I Asked 50 Analysts What 'Data Governance' Means. I Got 47 Different Answers.
Over the past year I've asked every data person I've worked with — analysts, engineers, managers, consultants — to define data governance in one sentence.
I got 47 different answers from 50 people.
Three people gave me the same answer. The rest? A grab bag of "data quality," "metadata management," "data stewardship," "making sure data is correct," and my personal favourite: "that thing we keep saying we'll do after the migration."
Why this matters
When a team doesn't share a definition of governance, they can't agree on whether they're doing it well. And if they can't agree on whether they're doing it well, they can't prioritise fixing it.
I've sat in rooms where one person thinks governance means having a data catalogue and another thinks it means data security policies and another thinks it means a stewardship committee — and all three are signing off on the same "data governance initiative."

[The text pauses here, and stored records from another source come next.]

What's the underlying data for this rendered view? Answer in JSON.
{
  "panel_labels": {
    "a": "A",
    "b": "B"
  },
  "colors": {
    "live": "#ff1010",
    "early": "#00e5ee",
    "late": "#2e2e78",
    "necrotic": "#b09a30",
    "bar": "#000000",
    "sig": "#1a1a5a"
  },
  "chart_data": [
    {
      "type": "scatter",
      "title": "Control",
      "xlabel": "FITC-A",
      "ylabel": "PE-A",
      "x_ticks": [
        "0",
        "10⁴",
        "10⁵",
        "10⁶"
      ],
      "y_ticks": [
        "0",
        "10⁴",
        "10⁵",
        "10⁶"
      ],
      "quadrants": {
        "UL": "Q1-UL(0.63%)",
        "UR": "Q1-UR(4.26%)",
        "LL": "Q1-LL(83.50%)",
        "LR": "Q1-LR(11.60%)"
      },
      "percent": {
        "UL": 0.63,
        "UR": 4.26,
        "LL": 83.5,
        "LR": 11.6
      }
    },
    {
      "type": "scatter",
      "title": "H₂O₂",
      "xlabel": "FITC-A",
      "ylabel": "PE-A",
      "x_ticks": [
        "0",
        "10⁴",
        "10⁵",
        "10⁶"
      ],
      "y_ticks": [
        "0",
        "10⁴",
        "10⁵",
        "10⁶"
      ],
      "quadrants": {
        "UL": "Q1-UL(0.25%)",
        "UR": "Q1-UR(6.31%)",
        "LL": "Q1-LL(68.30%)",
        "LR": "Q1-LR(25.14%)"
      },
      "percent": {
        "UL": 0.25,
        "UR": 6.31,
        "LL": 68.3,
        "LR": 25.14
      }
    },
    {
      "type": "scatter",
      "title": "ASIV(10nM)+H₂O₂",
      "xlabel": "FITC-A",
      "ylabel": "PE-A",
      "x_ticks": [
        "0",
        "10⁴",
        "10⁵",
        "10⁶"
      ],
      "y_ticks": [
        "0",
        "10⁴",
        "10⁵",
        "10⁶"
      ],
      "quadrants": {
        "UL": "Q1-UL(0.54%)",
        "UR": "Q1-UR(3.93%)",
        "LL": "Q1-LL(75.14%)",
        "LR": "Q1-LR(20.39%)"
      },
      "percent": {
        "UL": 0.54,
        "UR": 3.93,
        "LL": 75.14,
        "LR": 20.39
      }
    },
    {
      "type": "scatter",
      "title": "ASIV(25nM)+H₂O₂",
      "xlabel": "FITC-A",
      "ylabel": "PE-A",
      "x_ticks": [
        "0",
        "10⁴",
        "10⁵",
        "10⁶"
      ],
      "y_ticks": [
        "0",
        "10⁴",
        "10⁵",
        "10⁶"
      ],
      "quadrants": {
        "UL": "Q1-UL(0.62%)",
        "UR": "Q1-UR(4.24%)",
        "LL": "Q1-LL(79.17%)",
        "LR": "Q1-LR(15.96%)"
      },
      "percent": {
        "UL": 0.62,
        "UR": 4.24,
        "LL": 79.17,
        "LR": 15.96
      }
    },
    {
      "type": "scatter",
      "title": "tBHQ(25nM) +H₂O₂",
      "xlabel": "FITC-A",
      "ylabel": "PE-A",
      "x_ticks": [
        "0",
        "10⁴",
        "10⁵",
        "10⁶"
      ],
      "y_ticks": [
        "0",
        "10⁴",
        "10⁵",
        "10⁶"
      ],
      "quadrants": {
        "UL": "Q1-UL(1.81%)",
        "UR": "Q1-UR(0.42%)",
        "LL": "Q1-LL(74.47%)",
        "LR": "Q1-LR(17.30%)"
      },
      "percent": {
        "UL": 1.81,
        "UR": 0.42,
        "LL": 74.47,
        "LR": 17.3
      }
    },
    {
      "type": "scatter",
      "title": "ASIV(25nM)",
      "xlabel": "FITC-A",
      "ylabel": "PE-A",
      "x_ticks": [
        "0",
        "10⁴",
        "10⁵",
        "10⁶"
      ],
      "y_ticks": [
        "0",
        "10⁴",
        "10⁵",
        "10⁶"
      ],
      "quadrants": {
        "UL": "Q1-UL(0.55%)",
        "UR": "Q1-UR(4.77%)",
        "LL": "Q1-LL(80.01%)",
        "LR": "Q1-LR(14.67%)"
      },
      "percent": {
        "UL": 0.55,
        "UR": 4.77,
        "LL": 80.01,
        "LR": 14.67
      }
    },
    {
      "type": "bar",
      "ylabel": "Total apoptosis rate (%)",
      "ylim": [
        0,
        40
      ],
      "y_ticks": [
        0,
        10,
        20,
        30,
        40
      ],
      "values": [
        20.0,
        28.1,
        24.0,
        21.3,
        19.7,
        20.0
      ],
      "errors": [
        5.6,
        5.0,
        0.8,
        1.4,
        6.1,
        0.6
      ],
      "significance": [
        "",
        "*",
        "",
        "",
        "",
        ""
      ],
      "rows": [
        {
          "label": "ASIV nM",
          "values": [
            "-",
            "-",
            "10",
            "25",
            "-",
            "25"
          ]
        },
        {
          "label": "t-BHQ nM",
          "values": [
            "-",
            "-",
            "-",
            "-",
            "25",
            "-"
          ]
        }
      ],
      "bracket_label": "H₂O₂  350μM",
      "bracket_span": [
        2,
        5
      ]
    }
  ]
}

They're not working on the same thing. They think they are.
My working definition
Data governance is the set of rules, roles, and processes that determine who is allowed to do what with data — and what happens when something goes wrong.
Rules: what does "valid" data look like? What are the quality thresholds? What are the definitions?
Roles: who owns each data domain? Who can approve definition changes? Who resolves disputes?
Processes: what happens when quality drops below threshold? How does a new metric get defined? How do you handle a breach?
Everything else — the catalogue, the lineage tools, the stewardship meetings — is infrastructure for those three things. Not governance itself.
The test
Ask your team: "If the definition of 'revenue' changed tomorrow, who would know, who would approve it, and who would update every downstream report?"
If you can't answer that in 30 seconds, you don't have governance. You have documentation.